Beachwood, Ohio-based DDR Corp. formalized its program, called Set Up Shop, in February. Starting with 24 centers in the Atlanta area and partnering with SCORE, a non-profit dedicated to educating aspiring entrepreneurs, the firm began offering flexible lease terms and business advice to retail start-ups. The venture proved so successful that by April, DDR made the decision to roll out Set Up Shop at an additional 24 centers in Florida.

Similarly, in late April, Kimco Realty Corp. launched Kimco Entrepreneurs Year Start (KEYS) at its more than 110 shopping centers in California. Participants in the program will get a year of free rent at a Kimco-owned center, discounted property charges, a flexible four-year lease option after their first year of operation is over and access to Kimco’s business counselors, as well as access to SCORE resources and resources of the California Small Business Development Center.

Retailers interested in participating in the program have to submit a written business plan to Kimco, and demonstrate that they have enough funding to start their venture. After that, they have to undergo an interview with a Kimco executive, describing specific business goals and objectives and how they plan to achieve them.

“We are hoping to see things that we weren’t even expecting,” says Conor Flynn, Kimco’s Western Region president, who notes that Kimco hasn’t set any space constraints for KEYS concepts. “We are hoping that we can maybe find a new great concept in California, that could maybe be rolled out across the entire country.”

Why now?

Kimco and DDR are rolling out these practices because community shopping centers are still experiencing slow demand for small shop space, says Rich Moore, a REIT analyst with RBC Capital Markets. In the first quarter, vacancies for anchor spaces at neighborhood and community shopping centers averaged 8.5 percent, according to Reis Inc., a New York City-based research firm. Vacancies for in-line spaces, on the other hand, averaged 13.1 percent.

That’s proven to be a problem not only for existing properties, but also for potential new projects, Moore notes.

“The small shop leasing is still the hardest part of the whole recovery for these shopping center guys,” Moore says. “It’s not where they need it to be. And it’s also hurting development because the big guys are thinking about getting back to building new [centers], but the problem is you can’t make the sites work with the just big guys. They need the small guys.”

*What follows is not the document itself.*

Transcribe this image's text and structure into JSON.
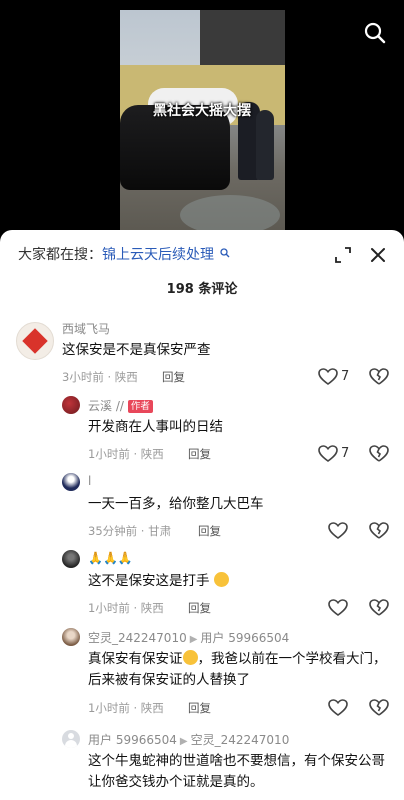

In the long-term, the trend might help revive the kinds of small shops that were ubiquitous at retail centers before the big-box chains and online shopping sites like Amazon.com took over, according to Jim Bieri, principal with Stokas Bieri Real Estate and partner with the Detroit chapter of X Team International, a retail real estate brokerage alliance.

“The barriers to entry for new entrepreneurs are a lot higher than they used to be,” he notes. “The opportunity to start a small shop is much diminished. So here we’ve got a situation where the landlords have space. It doesn’t cost them anything to put a merchant in there that’s going to pay common maintenance.” And for the retailer “it gives the opportunity to come in, try their idea and see if it works.”

According to Conor Flynn, “That’s something the economy needs, something that California needs, and something that bricks-and-mortar retailers need in general.”